Land and buildings with a carrying amount of £1,991,775 were revalued at 22 July 2024 by DM Hall Chartered Surveyors, independent valuers not connected with the company on an open market basis. The valuation conforms to International Valuation Standards and was based on recent market transactions on arm's length terms for similar properties.

2025 2024
£ £
Historical cost 1,552,457 1,552,457
Accumulated depreciation (143,274) (127,656)
Carrying value 1,409,183 1,424,801

4. Debtors

2025 2024
£ £
Corporation tax 5,298 0
Other debtors 53,761 63,402
59,059 63,402

5. Creditors: amounts falling due within one year

2025 2024
£ £
Bank loans and overdrafts (secured) 237,410 230,927
Trade creditors 90,115 57,389
Taxation and social security 35,633 65,439
Other creditors 140,951 122,638
504,109 476,393

The bank loans and overdrafts are secured by a standard security over the property.

6. Creditors: amounts falling due after more than one year

2025 2024
£ £
Bank loans (secured) 377,362 434,809
Other creditors 202,648 224,925
580,010 659,734

The bank loan is secured by a standard security over the property.

The redeemable shares are to be redeemed based on monthly repayments recommencing after March 2025. All redeemable shares will be redeemed at par but the balance carries an interest rate of 6%.

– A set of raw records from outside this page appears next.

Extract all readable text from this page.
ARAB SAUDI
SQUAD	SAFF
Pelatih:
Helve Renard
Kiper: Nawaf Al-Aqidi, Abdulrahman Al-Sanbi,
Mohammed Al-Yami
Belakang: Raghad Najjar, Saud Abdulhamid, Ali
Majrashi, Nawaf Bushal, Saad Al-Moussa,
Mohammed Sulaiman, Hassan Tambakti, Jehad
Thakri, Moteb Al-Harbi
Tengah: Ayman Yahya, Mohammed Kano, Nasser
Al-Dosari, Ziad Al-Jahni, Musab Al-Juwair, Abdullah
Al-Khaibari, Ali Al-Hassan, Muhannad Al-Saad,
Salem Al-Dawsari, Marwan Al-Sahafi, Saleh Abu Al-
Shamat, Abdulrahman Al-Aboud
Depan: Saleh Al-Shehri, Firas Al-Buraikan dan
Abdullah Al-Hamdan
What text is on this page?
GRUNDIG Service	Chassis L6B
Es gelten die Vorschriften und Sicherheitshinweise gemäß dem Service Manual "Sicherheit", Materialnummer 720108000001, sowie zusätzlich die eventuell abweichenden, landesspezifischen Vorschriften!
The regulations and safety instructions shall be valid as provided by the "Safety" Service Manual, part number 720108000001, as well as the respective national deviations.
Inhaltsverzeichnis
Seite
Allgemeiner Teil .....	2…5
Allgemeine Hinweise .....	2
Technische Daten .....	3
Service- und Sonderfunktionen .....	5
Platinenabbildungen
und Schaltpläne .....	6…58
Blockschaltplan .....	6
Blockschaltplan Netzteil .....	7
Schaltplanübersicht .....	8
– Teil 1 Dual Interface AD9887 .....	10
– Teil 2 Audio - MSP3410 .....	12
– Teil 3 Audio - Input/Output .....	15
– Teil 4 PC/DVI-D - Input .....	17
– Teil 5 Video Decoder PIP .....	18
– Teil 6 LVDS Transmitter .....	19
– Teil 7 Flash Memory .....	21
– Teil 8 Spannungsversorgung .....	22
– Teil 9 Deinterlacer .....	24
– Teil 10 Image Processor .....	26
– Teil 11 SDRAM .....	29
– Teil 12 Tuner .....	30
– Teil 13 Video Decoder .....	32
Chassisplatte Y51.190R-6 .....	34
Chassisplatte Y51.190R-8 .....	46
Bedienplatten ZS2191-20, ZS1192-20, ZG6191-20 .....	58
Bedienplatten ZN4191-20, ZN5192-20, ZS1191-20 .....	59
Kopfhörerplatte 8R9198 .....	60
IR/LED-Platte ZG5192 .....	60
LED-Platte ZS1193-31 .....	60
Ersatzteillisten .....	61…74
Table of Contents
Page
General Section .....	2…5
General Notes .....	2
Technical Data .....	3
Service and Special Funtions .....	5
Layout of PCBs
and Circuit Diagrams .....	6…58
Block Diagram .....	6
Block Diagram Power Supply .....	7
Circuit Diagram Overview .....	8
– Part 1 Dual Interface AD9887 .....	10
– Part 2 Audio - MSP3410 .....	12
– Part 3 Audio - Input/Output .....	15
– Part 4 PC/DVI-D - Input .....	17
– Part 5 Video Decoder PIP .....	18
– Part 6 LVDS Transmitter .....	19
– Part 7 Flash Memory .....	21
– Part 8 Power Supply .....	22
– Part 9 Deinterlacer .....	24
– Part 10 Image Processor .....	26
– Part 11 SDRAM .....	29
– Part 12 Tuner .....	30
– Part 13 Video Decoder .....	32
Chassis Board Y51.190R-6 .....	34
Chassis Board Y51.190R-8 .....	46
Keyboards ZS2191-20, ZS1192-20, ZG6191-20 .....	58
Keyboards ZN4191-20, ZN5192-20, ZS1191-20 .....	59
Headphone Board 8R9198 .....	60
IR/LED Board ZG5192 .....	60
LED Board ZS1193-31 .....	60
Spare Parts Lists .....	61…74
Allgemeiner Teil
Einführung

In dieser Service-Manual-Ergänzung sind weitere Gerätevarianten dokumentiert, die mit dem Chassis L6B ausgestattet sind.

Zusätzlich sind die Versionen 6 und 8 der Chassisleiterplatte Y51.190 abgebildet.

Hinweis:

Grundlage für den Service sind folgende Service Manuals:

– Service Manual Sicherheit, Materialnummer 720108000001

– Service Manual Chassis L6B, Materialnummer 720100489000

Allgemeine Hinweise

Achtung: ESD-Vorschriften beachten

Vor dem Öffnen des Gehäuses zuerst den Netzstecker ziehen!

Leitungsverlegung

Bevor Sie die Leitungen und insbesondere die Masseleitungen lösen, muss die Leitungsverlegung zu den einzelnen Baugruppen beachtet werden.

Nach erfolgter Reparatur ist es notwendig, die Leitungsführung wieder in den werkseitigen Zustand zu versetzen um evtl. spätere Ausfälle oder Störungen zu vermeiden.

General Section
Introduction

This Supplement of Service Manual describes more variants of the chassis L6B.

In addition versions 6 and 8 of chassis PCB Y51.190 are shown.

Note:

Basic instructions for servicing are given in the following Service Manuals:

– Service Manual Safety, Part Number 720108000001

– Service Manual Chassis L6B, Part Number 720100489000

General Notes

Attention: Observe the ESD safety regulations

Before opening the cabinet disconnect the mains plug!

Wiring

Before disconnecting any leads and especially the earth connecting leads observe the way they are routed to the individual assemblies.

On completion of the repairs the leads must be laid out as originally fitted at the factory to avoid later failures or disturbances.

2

The aggregate amount of secured liabilities due after one year is £377,362 (2024 - £434,809)

Amounts repayable after more than 5 years are included in creditors falling due over one year:

2025 2024
£ £
Bank loans (secured) 147,142 201,120

7. Deferred tax

2025 2024
£ £
At the beginning of financial year ( 157,036) ( 19,739)
Credited/(charged) to the Statement of Income and Retained Earnings 5,125 ( 137,297)
At the end of financial year ( 151,911) ( 157,036)

8. Called-up share capital

2025 2024
£ £
Allotted, called-up and fully-paid
50,000 Ordinary shares of £ 1.00 each 50,000 50,000
118,463 6.00% Preference redeemable shares of £ 1.00 each 118,463 118,463
168,463 168,463

Preference shares of £118,463 (2024 - £118,463) are within the Other Creditors falling due after more than one year.

9. Financial commitments

Other financial commitments

2025 2024
£ £
Current Commitments arising from government grants 6,220 6,995
Non-current Commitments arising from government grants 69,993 76,213
Operating Lease Commitments 1,359 6,300
77,572 89,508

Operating Lease commitments are due as follows: £741 due within one year and £618 due within 2-5 years.

10. Related party transactions

Transactions with the entity's directors

2025 2024
£ £
Amounts due to Key Management Personnel 34,192 40,999
Amounts due from Key Management Personnel (15,697) (8,215)

The above loans are interest free, unsecured, and have no fixed terms of repayment.

Other related party transactions

2025 2024
£ £
Amounts due from Other Related Parties 9,250 19,250

The above loan is interest free, unsecured, and have no fixed terms of repayment.